Всех пятерых посадили. Четверо получили сроки от четырёх до шести лет и их отправили в детскую колонию. Никого из них я так потом и не смог найти, а Сипель попал на зону, его там за гонор, а также за то, что свой первый срок он получил за попытку изнасилования девятилетней девочки, которую он зверски избил и был тут же задержан, опустили, а потом за что-то грохнули. Боже, как же я мечтал в молодые годы встретиться с ними, чтобы поквитаться за семь месяцев, проведённых в больничной палате, за целый год в общем-то мук, когда я восстанавливался, за то, что мне пришлось заканчивать школу не так, как её закончили все мои одноклассники. В армию я пошел на полтора года позже всех остальных парней моего возраста и умолял, чтобы меня отправили в воздушно-десантные войска. Мне пошли навстречу. Наверное потому, что я сумел накачать неплохую мускулатуру. Ну, а в десантуре я оклемался окончательно, хотя и получил прозвище Недорезанный, да, но и звание старшего сержанта тоже.
Поэтому в день Воздушно-Десантных Войск меня невозможно остановить ничем от встречи в парке Горького с точно такими же ребятами в голубых тельниках, распития с вместе ними большого количества спиртных напитков, купания в фонтане по-пьяне, а раньше так ещё и драк с милицией, когда та пыталась повязать самых буйных из нас. Им было даже как-то странно, допрашивая меня в отделении, узнавать, что я кандидат экономических наук и вот уже Бог весть сколько лет владелец и генеральный директор солидной компании. Сам-то я не буян, но десантура не сдаётся никогда и никому. В общем когда я стоял перед отрывным календарём и смотрел на цифру тринадцать и надпись под нею – мая, вся моя жизнь промелькнула передо мной коротким видеороликом. Господи, да, как же мне благодарить тебя за такой прекрасный шанс снова встретиться с этими подонками? С такой мыслью я бросился в свою комнатку и открыл дверцу шкафа, чтобы бросить взгляд на свои вещи.

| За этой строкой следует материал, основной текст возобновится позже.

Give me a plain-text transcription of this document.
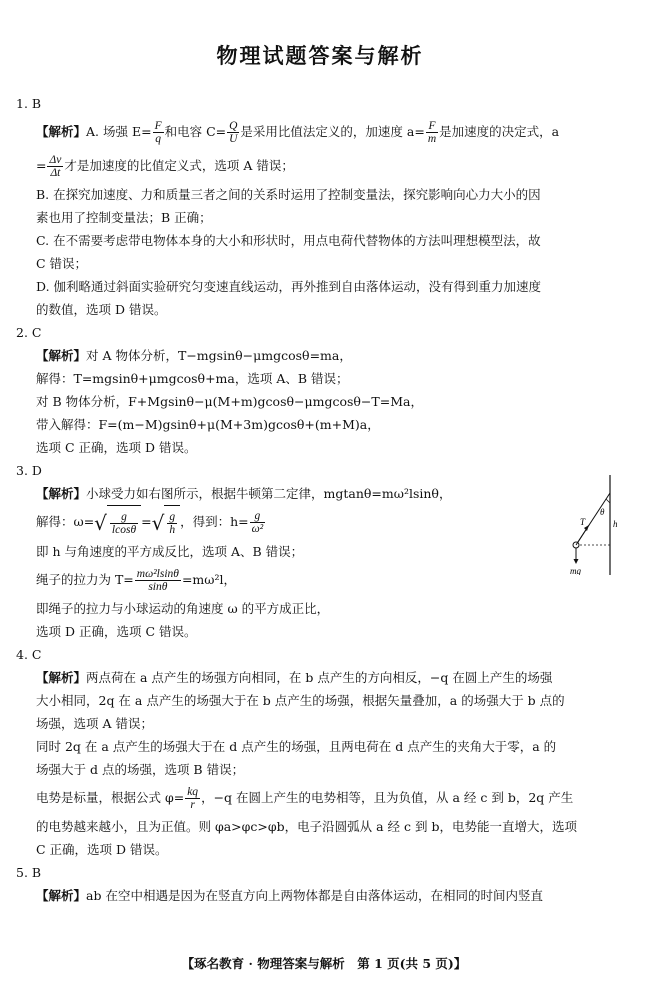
物理试题答案与解析
1. B
【解析】A. 场强 $E= \frac{F}{q}$ 和电容 $C= \frac{Q}{U}$ 是采用比值法定义的，加速度 $a= \frac{F}{m}$ 是加速度的决定式，a
= $\frac{\Delta v}{\Delta t}$ 才是加速度的比值定义式，选项 A 错误；
B. 在探究加速度、力和质量三者之间的关系时运用了控制变量法，探究影响向心力大小的因
素也用了控制变量法；B 正确；
C. 在不需要考虑带电物体本身的大小和形状时，用点电荷代替物体的方法叫理想模型法，故
C 错误；
D. 伽利略通过斜面实验研究匀变速直线运动，再外推到自由落体运动，没有得到重力加速度
的数值，选项 D 错误。
2. C
【解析】对 A 物体分析，T−mgsinθ−μmgcosθ=ma，
解得：T=mgsinθ+μmgcosθ+ma，选项 A、B 错误；
对 B 物体分析，F+Mgsinθ−μ(M+m)gcosθ−μmgcosθ−T=Ma，
带入解得：F=(m−M)gsinθ+μ(M+3m)gcosθ+(m+M)a，
选项 C 正确，选项 D 错误。
3. D
【解析】小球受力如右图所示，根据牛顿第二定律，mgtanθ=mω²lsinθ，
解得：$\omega=√ \frac{g}{lcos\theta}$ =√ $\frac{g}{h}$ ，得到：$h= \frac{g}{\text{ω²}}$
即 h 与角速度的平方成反比，选项 A、B 错误；
绳子的拉力为 $T= \frac{\text{mω²lsinθ}}{\sin\theta} =m\omega^2l$，
即绳子的拉力与小球运动的角速度 ω 的平方成正比，
选项 D 正确，选项 C 错误。
T
θ
h
mg
4. C
【解析】两点荷在 a 点产生的场强方向相同，在 b 点产生的方向相反，−q 在圆上产生的场强
大小相同，2q 在 a 点产生的场强大于在 b 点产生的场强，根据矢量叠加，a 的场强大于 b 点的
场强，选项 A 错误；
同时 2q 在 a 点产生的场强大于在 d 点产生的场强，且两电荷在 d 点产生的夹角大于零，a 的
场强大于 d 点的场强，选项 B 错误；
电势是标量，根据公式 $\varphi= \frac{kq}{r}$ ，−q 在圆上产生的电势相等，且为负值，从 a 经 c 到 b，2q 产生
的电势越来越小，且为正值。则 φa>φc>φb，电子沿圆弧从 a 经 c 到 b，电势能一直增大，选项
C 正确，选项 D 错误。
5. B
【解析】ab 在空中相遇是因为在竖直方向上两物体都是自由落体运动，在相同的时间内竖直
【琢名教育 · 物理答案与解析　第 1 页(共 5 页)】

Мы жили небогато. Отец инженер-энергодиспетчер на железной дороге, мать швея-мотористка на швейной фабрике, так что какой-то модной или же просто дорогой одежды у меня никогда не было. Не то что сейчас. Впрочем сейчас-то я как раз и находился, если это не сон, в одна тысяча девятьсот семидесятом году. Первым делом я достал туристические вибрамы. Грубые, некрасивые и неуклюжие, но зато тяжелые, с толстой рифлёной подошвой и толстые шерстяные носки. После них я взял с полки тельняшку. Мой отец служил на Северном флоте, а потому любой ценой покупал себе тельняшки. Пусть и флотская, не вэдевэшная, а всё-таки полосатенькая, родная. Натянув на себя тельняшку, я надел поверх неё связанный мамой пуловер, так как прекрасно понимал, что сидеть в классе мне сегодня точно не придётся. Ещё я надел чёрные, просторные штаны из плотной и довольно толстой хлопчатобумажной ткани, до той поры нелюбимые мною чуть ли не до истерики за то, что они были куплены в отделе уценённых товаров.